0.9

49.6K 2.8K 683
                                    

"Kızlar," dedim sesimi zor da olsa bulduğumda. İkisi de bana şaşkınca bakıyordu.

"Ne oldu?" Aynı anda, şefkatle sormuşlardı. Gerçek arkadaşlardı onlar. Ne kadar farklı görüşler içinde olsalar da bir konuda birleşebiliyorduk. Beraber gülüyor aynı zamanda beraber ağlayabiliyorduk.

"Benim gitmem gerek. Akşama anlatsam olur mu?" Gözlerimi kırpıştırdım. İkisi de gönüllü değildi ama ısrar edip yanlarından ayrıldım.

Dalgın dalgın sahile doğru giderken bir anda birine çarpmıştım. Bu sıra da iyice alıştım biriyle çarpışmaya.

"Pardon," dedim kafamı kaldırmaya çekinerek.

"Sorun yok. İyi misin?" Sesi tanıdık geldiği için başımı kaldırıp ona bakma isteğimi yerine getirdim. Dün gece yanlarına gittiğimiz çocuklardan biriydi ama balık hafızam adını çoktan hafıza ile ilgili olan lopumdan silmişti. Sanırım doktora gitmem gerekiyordu.

"İyiyim. Şey..." Adını unuttuğum için sorumu da soramıyordum ki. Şimdi oturup buna ağlayabilirim. Yengeç olmak pişmanlıktır.

Bir süre yüzüme baktı. Ardından minik bir gülümseme ile konuştu. Sanki anlamıştı adını unuttuğumu. Bu beni daha da kötü hissettirdi.

"Alkın. Evet dinliyorum?" Yüzüne bakamadım. Utangaçlığı kime çektim hiç bilmiyorum. Annem aşırı konuşkan biriydi. Yolda karşılaştığı biri ile kaynaşabiliyordu. Babam da en az onun kadar konuşkandı. Peki ben? Konuşkan olmadığım çok belliydi.

"Alkın, sahil tam olarak ne tarafta biliyor musun? Yön bilgim fazla kötü de. Aynı isimleri aklımda tutmak gibi." Minik gülümsemesi büyüldü ve kahkahaya dönüştü. En azından yaptığım potu kırdığım için biraz rahatlamıştım. Gözümü ondan çektim. İçimdeki  sıkıntı gitmese de birazcık rahatlamıştım. Çok çok az.

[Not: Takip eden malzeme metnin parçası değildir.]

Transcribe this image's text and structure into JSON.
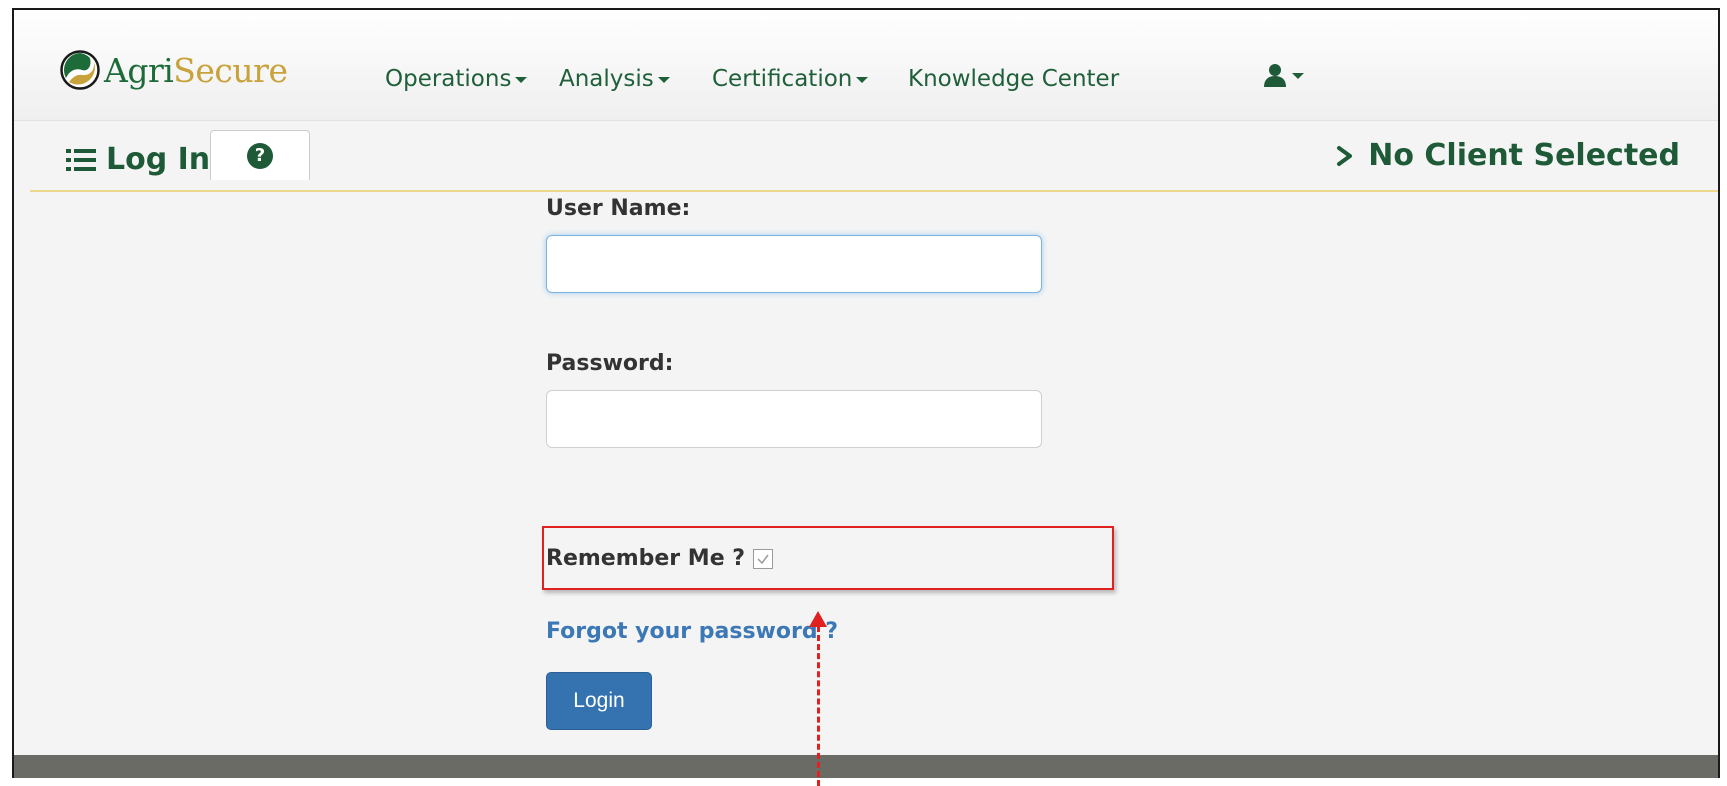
{
  "brand": {
    "part1": "Agri",
    "part2": "Secure",
    "icon": "agrisecure-logo-icon"
  },
  "nav": {
    "items": [
      {
        "label": "Operations",
        "dropdown": true
      },
      {
        "label": "Analysis",
        "dropdown": true
      },
      {
        "label": "Certification",
        "dropdown": true
      },
      {
        "label": "Knowledge Center",
        "dropdown": false
      }
    ],
    "user_icon": "user-icon"
  },
  "page": {
    "title": "Log In",
    "title_icon": "list-icon",
    "help_icon": "question-circle-icon",
    "help_glyph": "?",
    "client_status": "No Client Selected",
    "client_icon": "chevron-right-icon"
  },
  "form": {
    "username_label": "User Name:",
    "username_value": "",
    "password_label": "Password:",
    "password_value": "",
    "remember_label": "Remember Me ?",
    "remember_checked": true,
    "forgot_link": "Forgot your password ?",
    "login_button": "Login"
  },
  "colors": {
    "brand_green": "#1e5a37",
    "brand_gold": "#c8a23a",
    "link_blue": "#3c78b6",
    "button_blue": "#3572b0",
    "annotation_red": "#e0211f",
    "subbar_underline": "#ecd88a",
    "footer_gray": "#6b6b66"
  }
}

Tekrar yüzüne baktım. Sarı ve dağılmış saçlarını karıştırdı. Bakışları çevrede olduğu için rahatça bakabiliyordum. Röntgenlemek gibi bir şey yapamıyordum çünkü anında kızarırdım.

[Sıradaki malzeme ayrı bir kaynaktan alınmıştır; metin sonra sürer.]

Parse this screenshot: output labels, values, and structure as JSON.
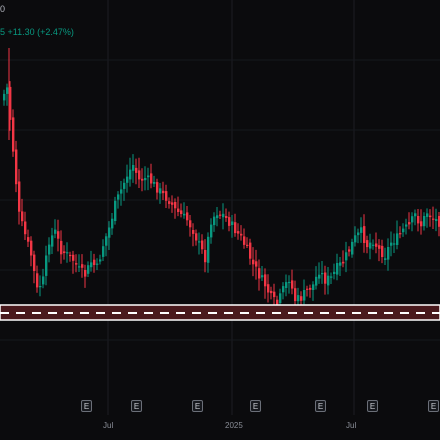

Gözleri maviydi. Düşünürken istemsizce dudağını bükmesi onu şirin bile yapmıştı. Kendimi silkeledim. Görkem'in arkadaşı ne kadar şirin olabilirdi ki?

Anında soğudum ve bakışlarımı tekrardan yere çevirdim.

"Bu taraftan olması gerek. İstersen yanında gelebilirim." Gösterdiği yöne baktım. Bilmiyordum. Herhalde o taraftadır.

"Hiç gerek yok. Teşekkürler." Küçücük bir tebessüm yerleştirdim yüzüme. O kadar küçüktü ki ben bile hissetmiyordum yani.

Dediği yön doğruydu. Sahile geldiğimde gülümseyerek kayalıkların olduğu tarafa ilerledim. Kendime güzel bir yer bulduğumda telefonumu çıkardım.

Anonim: Anlatacaksın sanmıştım.

(14.36)

Siz: Anlatacağım ama bunu birinde bile duyarsam seni bulur öldürürüm.

(15.02)

Siz: 9. Sınıfın kasım ayı olmalıydı. Arkadaşlarımın çok olduğu, kendimi bir şey sandığım zamanlardı. Biriyle arkadaş olmak için ona benzemen gerektiğini düşündüğüm zamanlar.

Siz: Her zaman oturduğumuz masamızda o zamanlar gerçek arkadaş sandığım insanlar ile oturmuş konuşuyordum. Saçma konular bulup eğleniyor, bazı kişileri ezikliyorduk. Böyle anlatınca iğrenç biri olduğumu tekrardan fark ettim.

Anonim: Sen iğrenç biri değilsin, olamazsın.

Siz: Oldum... iğrenç biri oldum ben.